Hi, I've been working on a generic date partitioning system and I think I've reached something that can't be done, but I thought I'd post a question to the masses in the hope that I'm missing something. The basic idea of what I'm doing is some userland scripts that will accept a table name argument along with the name of a date/timestamp attribute to partition on and create partitions for that table along with the appropriate trigger and trigger function. The part I'm having trouble with is the trigger function.

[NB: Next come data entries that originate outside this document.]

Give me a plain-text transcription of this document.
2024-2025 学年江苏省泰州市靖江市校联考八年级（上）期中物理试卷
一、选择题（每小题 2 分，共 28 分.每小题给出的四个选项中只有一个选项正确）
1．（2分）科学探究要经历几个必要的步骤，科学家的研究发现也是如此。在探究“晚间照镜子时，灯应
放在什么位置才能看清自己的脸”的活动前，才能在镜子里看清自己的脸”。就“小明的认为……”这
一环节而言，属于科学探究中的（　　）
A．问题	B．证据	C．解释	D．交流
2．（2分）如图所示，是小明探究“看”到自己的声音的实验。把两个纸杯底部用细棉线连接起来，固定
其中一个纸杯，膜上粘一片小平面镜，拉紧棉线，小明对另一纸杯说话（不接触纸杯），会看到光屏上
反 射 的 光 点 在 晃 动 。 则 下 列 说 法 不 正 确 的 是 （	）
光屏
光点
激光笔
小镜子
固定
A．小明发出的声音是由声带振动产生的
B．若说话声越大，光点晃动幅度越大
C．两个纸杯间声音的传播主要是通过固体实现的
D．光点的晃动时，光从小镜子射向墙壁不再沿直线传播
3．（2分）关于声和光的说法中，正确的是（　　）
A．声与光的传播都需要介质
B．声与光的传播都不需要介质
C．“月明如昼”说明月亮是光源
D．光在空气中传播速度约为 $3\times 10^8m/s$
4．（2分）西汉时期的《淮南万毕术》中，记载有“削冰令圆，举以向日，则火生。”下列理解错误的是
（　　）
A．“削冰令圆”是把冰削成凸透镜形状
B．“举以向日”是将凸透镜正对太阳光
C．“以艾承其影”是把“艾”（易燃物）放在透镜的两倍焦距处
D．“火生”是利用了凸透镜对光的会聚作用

What I'm done for that is to create a template file that my scripts read in and substitute the table column names wherever necessary, then run the results through the db to create the functions. The problem is that for the function to be generic it needs to be able to work with different record/row types. Here's the template for function (not working, which I'll discuss below):

CREATE OR REPLACE FUNCTION %s_ins_func(op text, rec %s)
    RETURNS boolean AS $$
DECLARE
    partition varchar;
    name_parts varchar[];
    upper_dim integer;
BEGIN
    FOR partition IN
        SELECT relname
        FROM pg_class
        WHERE relname ~ ('^%s_[0-9]{8}_[0-9]{8}$')
    LOOP
        name_parts := string_to_array(partition, '_');
        upper_dim := array_upper(name_parts, 1);
IF rec.%s >= name_parts[upper_dim-1]::timestamp AND rec.%s < name_parts[upper_dim] THEN
            IF op = 'INSERT' THEN
EXECUTE 'INSERT INTO %s_' || name_parts[upper_dim-1] || '_' || name_parts[upper_dim] || ' VALUES ' || rec || ';'; -- the problem is here with rec
                RETURN TRUE;
            END IF;
        END IF;
    END LOOP;
    RETURN FALSE;
END;
$$ language plpgsql;

The userland scripts substitute the table and column names for the %s escapes where appropriate. What the function actually does is to us the parent table's name to find all of the child partitions which are name like some_table_20080101_20080201, split out the dates from those to determine which table the insert needs to be redirected to. That works fine. The problem is that since I have to dynamically generate the destination table name I have to use EXECUTE for the INSERT statement. But, I can't see how to use a record in query passed to EXECUTE. Am I right in thinking (now) that this can't be done?